How to protect your digital identity

Security in the Internet era involves, among other issues, protecting digital identity.

como proteger identidad digital
Communication Team


Reading time: 4 min

What is digital identity?

By digital identity we mean all the trace of information that we leave (consciously or unconsciously) when we surf the Internet.

Directly linked to this digital identity is our online reputation, being privacy management the way in which we handle the personal information generated and published.

Since the Internet became part of our daily lives and for numerous reasons, such as the increase in the use of social networks, everything we publish, share, interact with or even visit allows us to draw our digital identity in ever greater detail.

How to protect your digital identity

But what should we take into account to protect it? Why is it so important to do so? What advice can we follow to do so?
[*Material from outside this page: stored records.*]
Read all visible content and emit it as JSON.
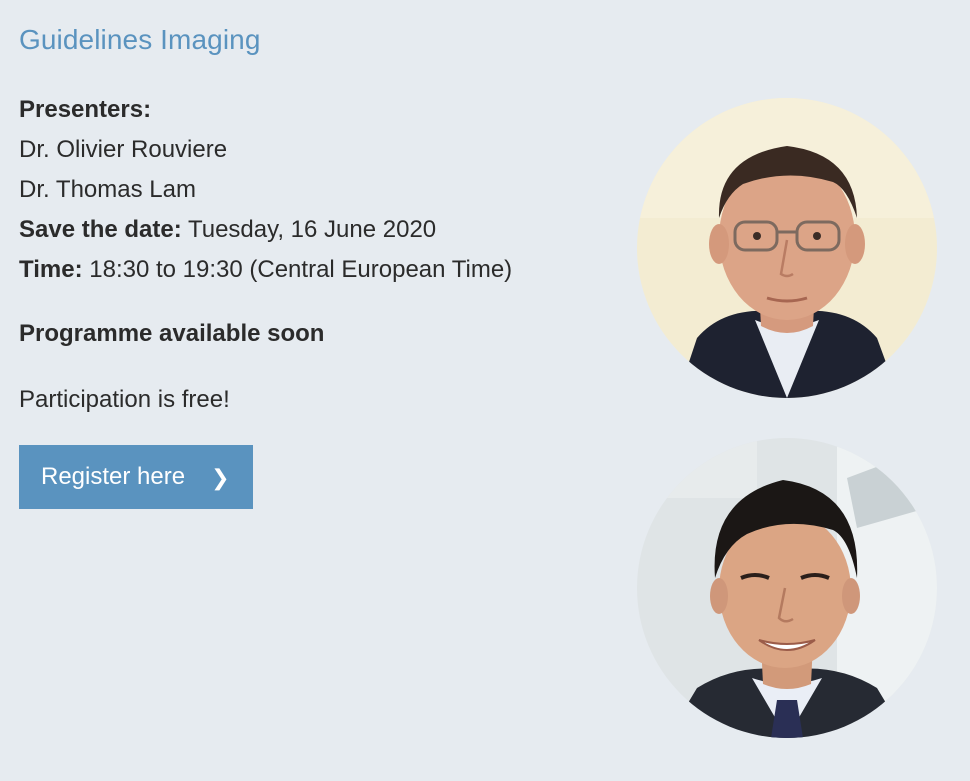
{
  "event": {
    "title": "Guidelines Imaging",
    "presenters_label": "Presenters:",
    "presenters": [
      "Dr. Olivier Rouviere",
      "Dr. Thomas Lam"
    ],
    "date_label": "Save the date:",
    "date_value": "Tuesday, 16 June 2020",
    "time_label": "Time:",
    "time_value": "18:30 to 19:30 (Central European Time)",
    "programme": "Programme available soon",
    "participation": "Participation is free!",
    "register_label": "Register here",
    "register_icon": "chevron-right-icon",
    "register_arrow": "❯"
  },
  "colors": {
    "background": "#e6ebf0",
    "accent": "#5a93bf",
    "text": "#2b2b2b"
  }
}
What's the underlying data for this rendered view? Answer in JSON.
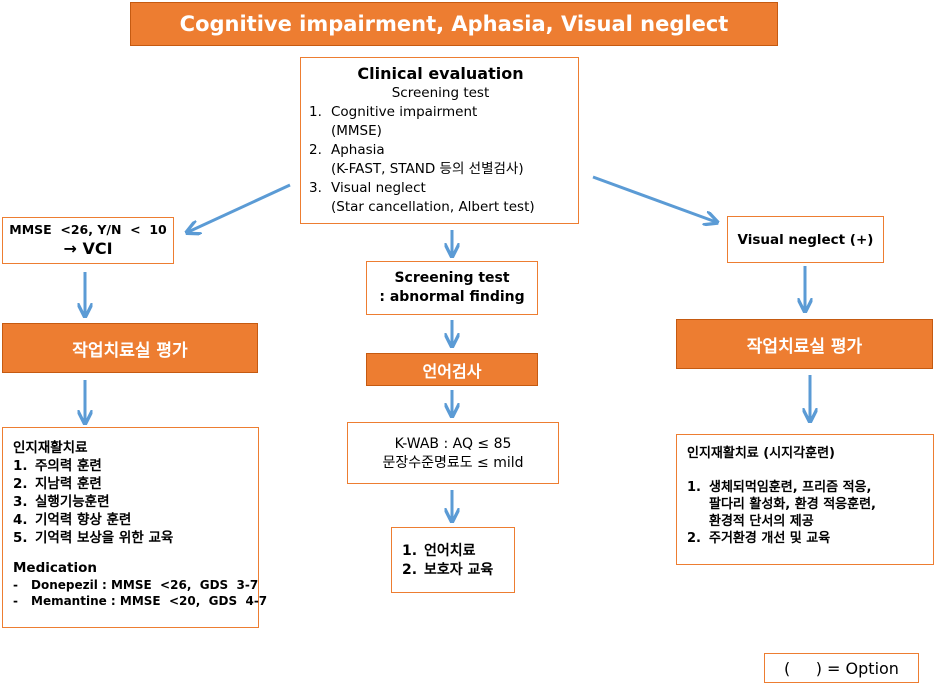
{
  "title": "Cognitive impairment, Aphasia, Visual neglect",
  "clinical_evaluation": {
    "heading": "Clinical evaluation",
    "subheading": "Screening test",
    "items": [
      {
        "num": "1.",
        "label": "Cognitive impairment",
        "detail": "(MMSE)"
      },
      {
        "num": "2.",
        "label": "Aphasia",
        "detail": "(K-FAST, STAND 등의 선별검사)"
      },
      {
        "num": "3.",
        "label": "Visual neglect",
        "detail": "(Star cancellation, Albert test)"
      }
    ]
  },
  "left_branch": {
    "criteria_line1": "MMSE  <26, Y/N  <  10",
    "criteria_line2": "→ VCI",
    "eval_label": "작업치료실 평가",
    "therapy": {
      "heading": "인지재활치료",
      "items": [
        {
          "num": "1.",
          "label": "주의력 훈련"
        },
        {
          "num": "2.",
          "label": "지남력 훈련"
        },
        {
          "num": "3.",
          "label": "실행기능훈련"
        },
        {
          "num": "4.",
          "label": "기억력 향상 훈련"
        },
        {
          "num": "5.",
          "label": "기억력 보상을 위한 교육"
        }
      ],
      "medication_heading": "Medication",
      "medications": [
        {
          "dash": "-",
          "label": "Donepezil : MMSE  <26,  GDS  3-7"
        },
        {
          "dash": "-",
          "label": "Memantine : MMSE  <20,  GDS  4-7"
        }
      ]
    }
  },
  "center_branch": {
    "screening_line1": "Screening test",
    "screening_line2": ": abnormal finding",
    "language_test_label": "언어검사",
    "kwab_line1": "K-WAB : AQ ≤ 85",
    "kwab_line2": "문장수준명료도 ≤ mild",
    "treatment": [
      {
        "num": "1.",
        "label": "언어치료"
      },
      {
        "num": "2.",
        "label": "보호자 교육"
      }
    ]
  },
  "right_branch": {
    "criteria": "Visual neglect (+)",
    "eval_label": "작업치료실 평가",
    "therapy": {
      "heading": "인지재활치료 (시지각훈련)",
      "items": [
        {
          "num": "1.",
          "lines": [
            "생체되먹임훈련, 프리즘 적응,",
            "팔다리 활성화, 환경 적응훈련,",
            "환경적 단서의 제공"
          ]
        },
        {
          "num": "2.",
          "lines": [
            "주거환경 개선 및 교육"
          ]
        }
      ]
    }
  },
  "legend": "(     ) = Option",
  "colors": {
    "orange_fill": "#ED7D31",
    "orange_border": "#C55A11",
    "arrow_blue": "#5B9BD5"
  }
}
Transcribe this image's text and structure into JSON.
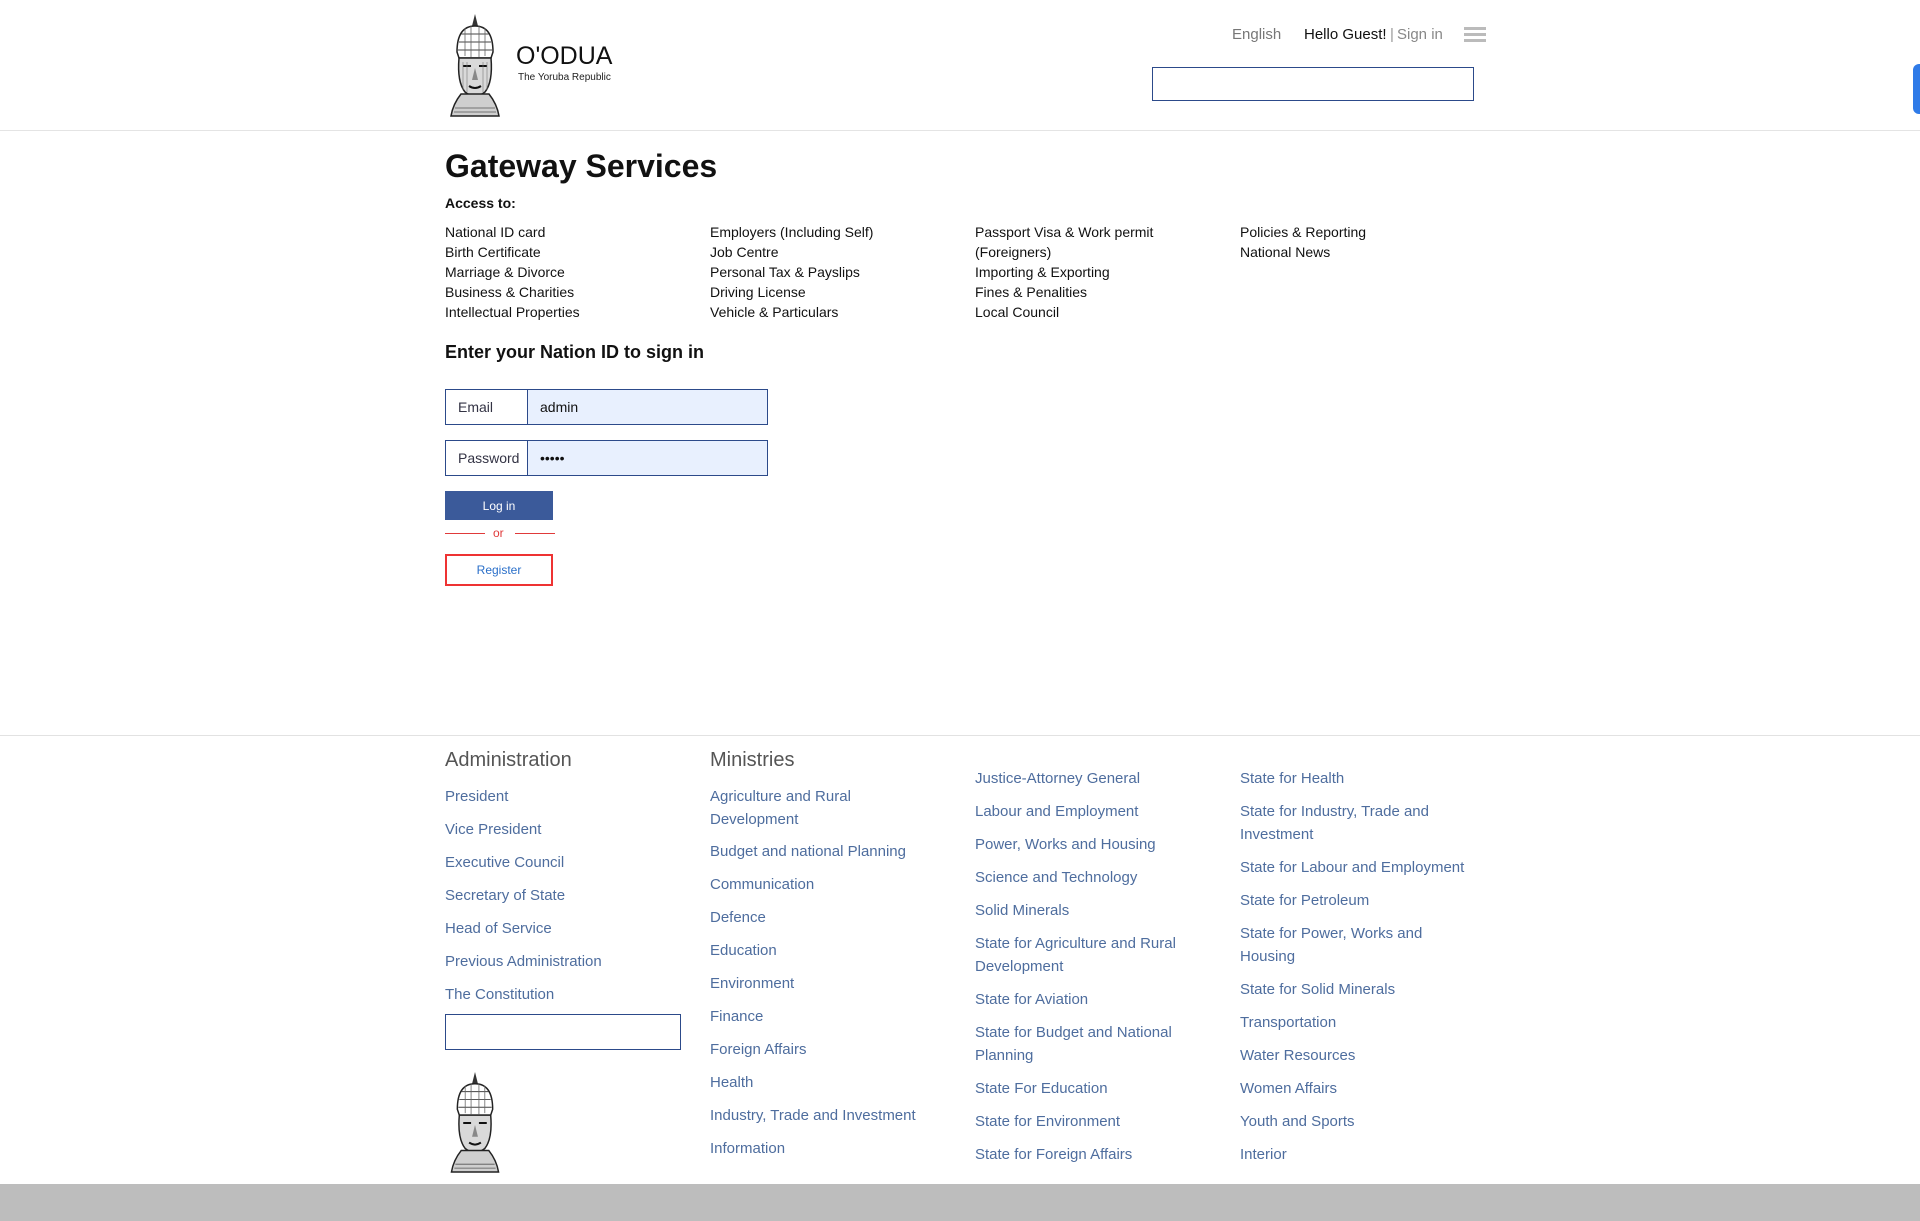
{
  "header": {
    "brand_name": "O'ODUA",
    "brand_tagline": "The Yoruba Republic",
    "language": "English",
    "greeting": "Hello Guest!",
    "separator": "|",
    "sign_in": "Sign in",
    "search_value": ""
  },
  "main": {
    "title": "Gateway Services",
    "access_label": "Access to:",
    "services": [
      [
        "National ID card",
        "Birth Certificate",
        "Marriage & Divorce",
        "Business & Charities",
        "Intellectual Properties"
      ],
      [
        "Employers (Including Self)",
        "Job Centre",
        "Personal Tax & Payslips",
        "Driving License",
        "Vehicle & Particulars"
      ],
      [
        "Passport Visa & Work permit",
        "(Foreigners)",
        "Importing & Exporting",
        "Fines & Penalities",
        "Local Council"
      ],
      [
        "Policies & Reporting",
        "National News"
      ]
    ],
    "signin_heading": "Enter your Nation ID to sign in",
    "email_label": "Email",
    "email_value": "admin",
    "password_label": "Password",
    "password_value": "•••••",
    "login_label": "Log in",
    "or_label": "or",
    "register_label": "Register"
  },
  "footer": {
    "admin_heading": "Administration",
    "admin_items": [
      "President",
      "Vice President",
      "Executive Council",
      "Secretary of State",
      "Head of Service",
      "Previous Administration",
      "The Constitution"
    ],
    "ministries_heading": "Ministries",
    "ministries_col1": [
      "Agriculture and Rural Development",
      "Budget and national Planning",
      "Communication",
      "Defence",
      "Education",
      "Environment",
      "Finance",
      "Foreign Affairs",
      "Health",
      "Industry, Trade and Investment",
      "Information"
    ],
    "ministries_col2": [
      "Justice-Attorney General",
      "Labour and Employment",
      "Power, Works and Housing",
      "Science and Technology",
      "Solid Minerals",
      "State for Agriculture and Rural Development",
      "State for Aviation",
      "State for Budget and National Planning",
      "State For Education",
      "State for Environment",
      "State for Foreign Affairs"
    ],
    "ministries_col3": [
      "State for Health",
      "State for Industry, Trade and Investment",
      "State for Labour and Employment",
      "State for Petroleum",
      "State for Power, Works and Housing",
      "State for Solid Minerals",
      "Transportation",
      "Water Resources",
      "Women Affairs",
      "Youth and Sports",
      "Interior"
    ],
    "search_value": ""
  },
  "colors": {
    "primary": "#3b5a9a",
    "link": "#4e6d9e",
    "accent_red": "#e03a3a",
    "side_tab": "#2f7be8",
    "bottom_bar": "#bdbdbd"
  },
  "icons": {
    "logo": "yoruba-bust-logo",
    "menu": "hamburger-menu-icon"
  }
}
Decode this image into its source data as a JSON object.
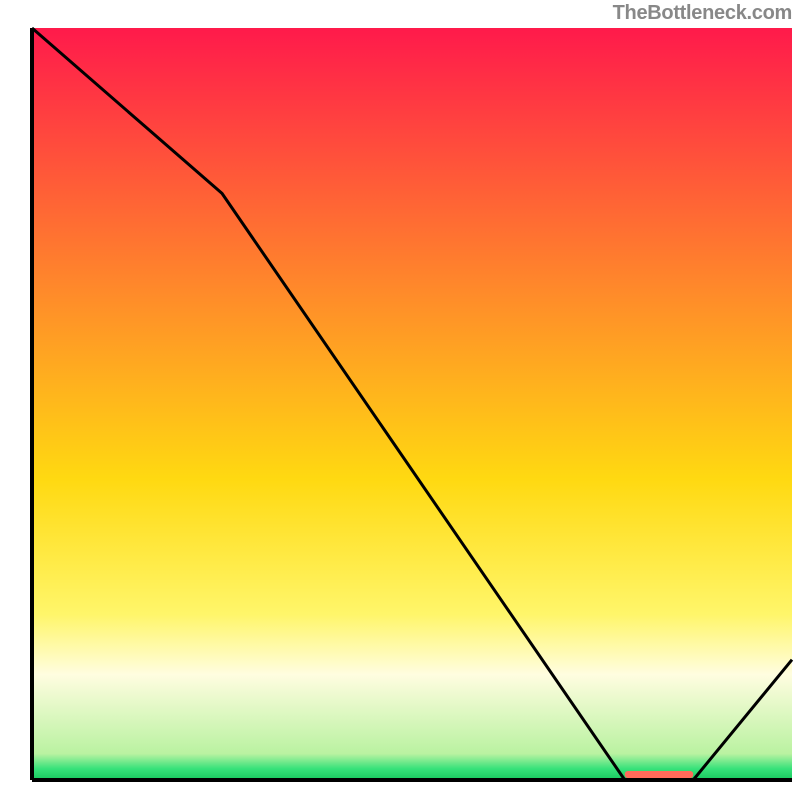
{
  "attribution": "TheBottleneck.com",
  "chart_data": {
    "type": "line",
    "title": "",
    "xlabel": "",
    "ylabel": "",
    "xlim": [
      0,
      100
    ],
    "ylim": [
      0,
      100
    ],
    "x": [
      0,
      25,
      78,
      87,
      100
    ],
    "values": [
      100,
      78,
      0,
      0,
      16
    ],
    "optimal_marker": {
      "x_start": 78,
      "x_end": 87,
      "color": "#ff6a5a"
    },
    "gradient_stops": [
      {
        "offset": 0.0,
        "color": "#ff1a4b"
      },
      {
        "offset": 0.35,
        "color": "#ff8a2a"
      },
      {
        "offset": 0.6,
        "color": "#ffd911"
      },
      {
        "offset": 0.78,
        "color": "#fff66a"
      },
      {
        "offset": 0.86,
        "color": "#fffde0"
      },
      {
        "offset": 0.965,
        "color": "#baf2a1"
      },
      {
        "offset": 0.985,
        "color": "#37e27a"
      },
      {
        "offset": 1.0,
        "color": "#18c85e"
      }
    ],
    "axis_color": "#000000",
    "line_color": "#000000"
  }
}
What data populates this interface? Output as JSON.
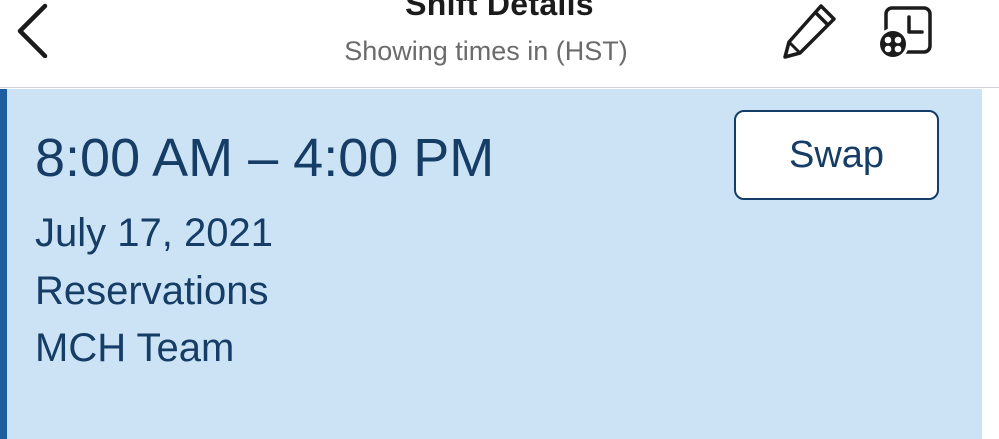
{
  "header": {
    "title": "Shift Details",
    "subtitle": "Showing times in (HST)",
    "icons": {
      "back": "chevron-left-icon",
      "edit": "pencil-icon",
      "schedule": "schedule-people-icon"
    }
  },
  "shift": {
    "time_range": "8:00 AM – 4:00 PM",
    "date": "July 17, 2021",
    "role": "Reservations",
    "team": "MCH Team",
    "swap_label": "Swap"
  },
  "colors": {
    "card_background": "#cce3f6",
    "accent_bar": "#1f5e9e",
    "text_primary": "#163d66"
  }
}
From Incibe help us to solve these doubts regarding privacy and its relevance to help us take care of our digital identity.

Possible risks derived from not managing privacy adequately

Fraud or other negative consequences derived from the exposure or publication of personal information in certain contexts or platforms are some of the negative consequences that the incorrect management of our personal data on the Internet can have.

Some of these risks are:

  • Identity theft and impersonation. Fraudulent purchases, banking transactions (such as opening accounts or obtaining credit) or other malicious actions are some of the possible consequences of suffering identity theft and impersonation.
  • Extortion. The fact that sensitive information has been published on the Internet entails the risk that, if it falls into the wrong hands, it may generate harassment, threats, defamation or extortion through social networks or other digital media.
  • Phishing. Phishing is a scam by which the identity of a person or organization known to the victim is impersonated in order to obtain confidential data from the victim.
  • Discrimination. Particularly dangerous in certain environments or settings, the information published on certain issues (ethnicity, gender, sexual orientation, ideology, physical condition or economic status) can help to generate discrimination.
  • Doxing. Something as simple as making a publication about a person on the network without their consent.
  • Fraud and threats. Depending on the quantity (and ‘quality’) of information published, the manipulation and/or personalization of fraudulent messages may have greater credibility, so the chances of falling into deception increase considerably.
  • Sexting. The dissemination of videos or images of a sexual nature can be a problem if the person receiving this material forwards it without consent or it can end up in other hands if the appropriate security measures are not taken.

Tips to protect privacy

Also from this organization dedicated to cybersecurity they give us a series of tips to precisely protect privacy and try to avoid the potential risks that we have just seen above:

  • Do not connect to unprotected or public wifi networks because they are not secure without WPA or WEP encryption. If you must do so, make sure that they are pages with https protocol.
  • Passwords with guarantees. In the following article you can follow the tips for creating and managing secure passwords.
  • Use two-factor authentication if available to add an extra layer of security.
  • Navigate with tools that allow you to block ads or to track the encryption of information transmitted from the sites you visit.
  • Limit the information shared. Although it may seem obvious, we should not disclose highly personal information such as address, telephone number, ID number, financial data or habits and customs in places with an unproven reputation.
  • Review the privacy settings of the services that you access and limit who can access this type of information.
  • Keep the software of your devices updated so that hypothetical vulnerabilities do not affect your privacy.

Digital identity and technology

On the other hand, technology can help us protect our digital identity.

In the business environment, there are technological solutions (such as multifactor authentication or privileged access management) that also help to protect digital identity.

Another aspect in which technology gives us support to keep our digital identity protected are keys or access keys; that is, digital credentials that avoid us username and password and that can be biometric (such as fingerprints or facial recognition) or unlocking patterns.

Blockchain and digital identity

Speaking specifically of blockchain, the use of this technology will make the authentication and verification of digital identity simpler and easier, while preserving the privacy of users.

As explained in this article on digital identity and blockchain from the Telefónica Tech blog, “to solve the famous problem of repeating the same data in all registration processes and not knowing where or to whom we give them, with this technology, since everything is always shared, it would be possible to reuse the same identity data and provide traceability and transparency every time a user gives part or all of their data to an entity”.

For this situation to arise, it would be necessary to start from the requirement that “the companies that want to use our data are in the same blockchain network”.